Le responsable de la mosquée raconte pour sa part avoir reçu des menaces anonymes, "c'est désagréable", dit-il.
Chez d'autres fidèles venus des républiques ex-soviétiques d'Asie centrale pour travailler à Moscou comme des centaines de milliers de personnes de ces pays ruinés, c'est la colère qui domine face au racisme ambiant.
"Moi, j'ai l'impression qu'Hitler a vécu ici, il y a tellement de racisme", s'emporte Mahmoud Chakirov.
"Si on avait voulu la guerre, on l'aurait faite depuis longtemps. Nous, les immigrés, on est juste venu travailler, pas pour avoir des problèmes", ajoute-t-il.
D'autres ne cachent pas leur méfiance vis-à-vis du pouvoir russe, régulièrement accusé d'être trop indulgent envers l'extrême droite en cherchant à promouvoir le patriotisme.

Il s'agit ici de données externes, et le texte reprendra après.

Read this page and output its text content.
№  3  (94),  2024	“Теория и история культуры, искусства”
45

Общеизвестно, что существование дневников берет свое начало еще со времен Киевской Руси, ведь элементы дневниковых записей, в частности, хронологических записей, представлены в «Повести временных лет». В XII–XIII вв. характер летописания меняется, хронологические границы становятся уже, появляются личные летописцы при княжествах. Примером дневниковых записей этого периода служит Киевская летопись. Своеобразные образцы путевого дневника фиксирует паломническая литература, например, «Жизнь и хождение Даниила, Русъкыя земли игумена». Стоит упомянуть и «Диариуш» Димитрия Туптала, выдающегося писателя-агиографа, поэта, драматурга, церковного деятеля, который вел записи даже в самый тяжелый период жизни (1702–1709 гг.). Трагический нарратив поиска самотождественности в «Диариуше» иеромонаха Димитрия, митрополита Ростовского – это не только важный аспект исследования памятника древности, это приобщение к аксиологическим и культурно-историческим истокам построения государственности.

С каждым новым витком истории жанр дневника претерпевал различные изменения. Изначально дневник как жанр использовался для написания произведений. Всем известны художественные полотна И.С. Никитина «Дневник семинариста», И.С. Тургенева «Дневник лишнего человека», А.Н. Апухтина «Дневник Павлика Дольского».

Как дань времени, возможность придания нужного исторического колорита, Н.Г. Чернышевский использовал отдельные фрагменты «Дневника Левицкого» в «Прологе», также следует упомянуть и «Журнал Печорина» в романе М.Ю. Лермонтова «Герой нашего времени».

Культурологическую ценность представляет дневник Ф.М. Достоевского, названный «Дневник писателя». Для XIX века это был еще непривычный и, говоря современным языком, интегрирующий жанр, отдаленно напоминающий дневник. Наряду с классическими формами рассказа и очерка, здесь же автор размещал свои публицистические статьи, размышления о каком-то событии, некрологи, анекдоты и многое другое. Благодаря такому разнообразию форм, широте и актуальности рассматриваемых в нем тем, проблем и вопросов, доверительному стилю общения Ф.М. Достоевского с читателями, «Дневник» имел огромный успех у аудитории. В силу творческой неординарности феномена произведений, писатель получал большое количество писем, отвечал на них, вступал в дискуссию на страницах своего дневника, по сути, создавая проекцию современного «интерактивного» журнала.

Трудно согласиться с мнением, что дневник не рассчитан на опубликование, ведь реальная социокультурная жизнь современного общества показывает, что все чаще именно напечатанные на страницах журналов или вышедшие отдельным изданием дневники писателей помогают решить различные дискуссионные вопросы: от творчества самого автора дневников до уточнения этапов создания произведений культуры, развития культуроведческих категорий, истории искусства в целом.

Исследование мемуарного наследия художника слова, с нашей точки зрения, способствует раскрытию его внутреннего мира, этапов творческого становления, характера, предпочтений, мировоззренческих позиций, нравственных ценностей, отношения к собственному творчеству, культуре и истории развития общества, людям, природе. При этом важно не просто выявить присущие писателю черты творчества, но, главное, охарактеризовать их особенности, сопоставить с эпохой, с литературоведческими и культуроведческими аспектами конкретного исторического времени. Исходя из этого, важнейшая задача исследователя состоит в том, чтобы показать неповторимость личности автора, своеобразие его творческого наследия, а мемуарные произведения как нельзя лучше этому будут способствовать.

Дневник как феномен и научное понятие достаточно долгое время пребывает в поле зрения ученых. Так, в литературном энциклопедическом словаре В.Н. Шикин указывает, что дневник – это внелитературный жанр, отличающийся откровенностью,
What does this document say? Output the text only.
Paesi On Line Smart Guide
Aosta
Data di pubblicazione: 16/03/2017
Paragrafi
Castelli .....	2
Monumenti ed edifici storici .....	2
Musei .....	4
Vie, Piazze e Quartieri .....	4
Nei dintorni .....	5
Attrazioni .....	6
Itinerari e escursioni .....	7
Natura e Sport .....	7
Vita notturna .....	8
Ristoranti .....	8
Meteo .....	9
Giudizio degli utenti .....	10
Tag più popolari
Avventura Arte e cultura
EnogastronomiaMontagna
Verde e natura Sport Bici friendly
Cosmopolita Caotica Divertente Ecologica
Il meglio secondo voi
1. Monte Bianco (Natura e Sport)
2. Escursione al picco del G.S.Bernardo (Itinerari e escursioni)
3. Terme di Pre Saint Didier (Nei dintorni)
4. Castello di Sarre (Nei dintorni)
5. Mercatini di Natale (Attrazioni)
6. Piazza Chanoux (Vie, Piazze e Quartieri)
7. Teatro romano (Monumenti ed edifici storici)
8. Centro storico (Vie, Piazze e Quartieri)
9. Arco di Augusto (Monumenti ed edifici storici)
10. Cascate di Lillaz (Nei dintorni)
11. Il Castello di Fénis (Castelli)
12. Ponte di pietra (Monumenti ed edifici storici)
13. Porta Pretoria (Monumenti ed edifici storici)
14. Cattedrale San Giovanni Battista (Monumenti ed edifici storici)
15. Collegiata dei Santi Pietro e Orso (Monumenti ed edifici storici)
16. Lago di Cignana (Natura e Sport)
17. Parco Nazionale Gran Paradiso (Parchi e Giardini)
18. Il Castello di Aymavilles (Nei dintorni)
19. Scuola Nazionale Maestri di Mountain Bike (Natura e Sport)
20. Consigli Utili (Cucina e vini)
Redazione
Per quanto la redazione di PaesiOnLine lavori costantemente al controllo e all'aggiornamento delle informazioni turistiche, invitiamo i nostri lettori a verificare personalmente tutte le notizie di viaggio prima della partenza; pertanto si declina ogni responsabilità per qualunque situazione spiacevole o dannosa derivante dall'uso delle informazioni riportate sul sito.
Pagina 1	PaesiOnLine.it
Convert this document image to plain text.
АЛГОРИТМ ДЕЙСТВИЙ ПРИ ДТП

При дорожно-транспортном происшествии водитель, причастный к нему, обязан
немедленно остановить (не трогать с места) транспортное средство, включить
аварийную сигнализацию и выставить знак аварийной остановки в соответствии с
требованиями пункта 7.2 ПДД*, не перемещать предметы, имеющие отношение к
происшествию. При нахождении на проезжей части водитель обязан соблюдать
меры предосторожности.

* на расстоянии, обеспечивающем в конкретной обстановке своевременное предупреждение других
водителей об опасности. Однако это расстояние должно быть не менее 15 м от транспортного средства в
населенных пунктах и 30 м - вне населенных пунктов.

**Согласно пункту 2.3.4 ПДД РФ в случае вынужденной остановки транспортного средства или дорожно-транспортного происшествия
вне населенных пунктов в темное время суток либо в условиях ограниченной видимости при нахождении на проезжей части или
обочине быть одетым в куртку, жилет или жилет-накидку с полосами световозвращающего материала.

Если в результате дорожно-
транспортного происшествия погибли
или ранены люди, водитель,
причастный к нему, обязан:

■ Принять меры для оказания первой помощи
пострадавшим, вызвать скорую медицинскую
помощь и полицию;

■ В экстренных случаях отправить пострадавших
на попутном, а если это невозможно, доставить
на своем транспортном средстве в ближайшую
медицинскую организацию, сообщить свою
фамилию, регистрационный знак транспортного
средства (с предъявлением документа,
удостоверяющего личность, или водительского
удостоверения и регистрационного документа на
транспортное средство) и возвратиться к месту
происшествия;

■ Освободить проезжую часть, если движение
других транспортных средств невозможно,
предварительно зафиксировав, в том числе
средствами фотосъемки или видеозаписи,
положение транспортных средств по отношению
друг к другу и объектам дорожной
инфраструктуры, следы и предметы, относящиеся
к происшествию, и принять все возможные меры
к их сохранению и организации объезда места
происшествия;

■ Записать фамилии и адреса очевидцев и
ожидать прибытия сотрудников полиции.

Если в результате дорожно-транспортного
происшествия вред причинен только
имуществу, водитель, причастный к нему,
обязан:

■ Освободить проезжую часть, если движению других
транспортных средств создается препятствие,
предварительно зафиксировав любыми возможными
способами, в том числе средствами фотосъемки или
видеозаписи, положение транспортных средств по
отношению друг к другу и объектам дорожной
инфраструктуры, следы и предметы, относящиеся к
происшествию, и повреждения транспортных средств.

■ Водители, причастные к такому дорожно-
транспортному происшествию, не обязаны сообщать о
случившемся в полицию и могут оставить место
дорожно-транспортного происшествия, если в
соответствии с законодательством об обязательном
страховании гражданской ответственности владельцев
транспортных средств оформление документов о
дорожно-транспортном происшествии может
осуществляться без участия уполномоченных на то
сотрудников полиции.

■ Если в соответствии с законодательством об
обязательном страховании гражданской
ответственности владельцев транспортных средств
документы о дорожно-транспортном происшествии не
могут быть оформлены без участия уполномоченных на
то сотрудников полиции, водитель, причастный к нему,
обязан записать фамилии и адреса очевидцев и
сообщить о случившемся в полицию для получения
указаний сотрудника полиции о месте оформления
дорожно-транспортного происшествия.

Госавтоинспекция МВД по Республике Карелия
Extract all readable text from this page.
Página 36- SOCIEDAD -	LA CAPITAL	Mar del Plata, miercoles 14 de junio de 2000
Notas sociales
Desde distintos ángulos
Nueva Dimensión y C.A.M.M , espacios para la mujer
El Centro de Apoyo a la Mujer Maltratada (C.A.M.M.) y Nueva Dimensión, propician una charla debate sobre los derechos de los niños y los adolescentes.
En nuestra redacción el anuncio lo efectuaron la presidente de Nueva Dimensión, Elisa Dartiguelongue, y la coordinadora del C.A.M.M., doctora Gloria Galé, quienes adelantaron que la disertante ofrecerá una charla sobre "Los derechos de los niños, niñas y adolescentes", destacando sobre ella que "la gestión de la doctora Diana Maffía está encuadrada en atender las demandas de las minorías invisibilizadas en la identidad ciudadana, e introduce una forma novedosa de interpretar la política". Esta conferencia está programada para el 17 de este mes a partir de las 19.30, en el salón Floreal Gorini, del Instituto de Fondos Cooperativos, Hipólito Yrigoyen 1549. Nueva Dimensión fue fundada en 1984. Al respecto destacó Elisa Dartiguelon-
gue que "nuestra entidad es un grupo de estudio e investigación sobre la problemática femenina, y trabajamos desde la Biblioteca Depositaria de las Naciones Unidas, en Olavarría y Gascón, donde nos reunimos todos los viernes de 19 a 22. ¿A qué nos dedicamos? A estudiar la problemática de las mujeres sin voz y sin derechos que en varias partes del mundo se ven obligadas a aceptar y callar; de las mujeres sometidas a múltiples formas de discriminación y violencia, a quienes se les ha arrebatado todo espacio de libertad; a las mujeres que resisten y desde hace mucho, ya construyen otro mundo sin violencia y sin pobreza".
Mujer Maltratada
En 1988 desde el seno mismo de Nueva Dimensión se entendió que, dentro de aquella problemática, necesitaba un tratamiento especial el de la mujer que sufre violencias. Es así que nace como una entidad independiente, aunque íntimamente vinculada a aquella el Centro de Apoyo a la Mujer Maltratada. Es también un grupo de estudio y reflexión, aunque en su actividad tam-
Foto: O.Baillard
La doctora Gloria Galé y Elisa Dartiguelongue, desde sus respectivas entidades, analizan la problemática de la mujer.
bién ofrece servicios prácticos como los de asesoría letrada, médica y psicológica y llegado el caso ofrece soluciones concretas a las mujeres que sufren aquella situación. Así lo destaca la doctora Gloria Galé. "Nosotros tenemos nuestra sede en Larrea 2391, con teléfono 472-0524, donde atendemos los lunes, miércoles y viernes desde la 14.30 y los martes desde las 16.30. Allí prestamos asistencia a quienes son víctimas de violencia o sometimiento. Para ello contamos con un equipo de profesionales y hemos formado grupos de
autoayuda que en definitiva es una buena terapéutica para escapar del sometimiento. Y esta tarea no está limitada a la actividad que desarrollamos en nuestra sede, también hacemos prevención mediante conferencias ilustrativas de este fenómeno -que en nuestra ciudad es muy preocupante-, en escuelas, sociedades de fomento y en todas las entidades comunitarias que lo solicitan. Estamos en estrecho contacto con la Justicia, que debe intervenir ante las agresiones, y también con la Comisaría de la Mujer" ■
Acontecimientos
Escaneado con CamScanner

"Je pense que (les affrontements devant le Kremlin) étaient planifiés par certains cercles politiques qui ne veulent pas qu'on vive en Russie, ne veulent pas de notre mode de vie, de notre culture", estime Taïra Khabiboulina, qui est musulmane par son père et russe-orthodoxe par sa mère.
"Les Russes n'ont pas d'idéologie, alors ils disent juste à leurs enfants : nous sommes des Russes (...) et c'est ainsi qu'ils leur apprennent la haine de l'islam", ajoute Abdoulla Abdoullaïev, un Tadjik de 23 ans.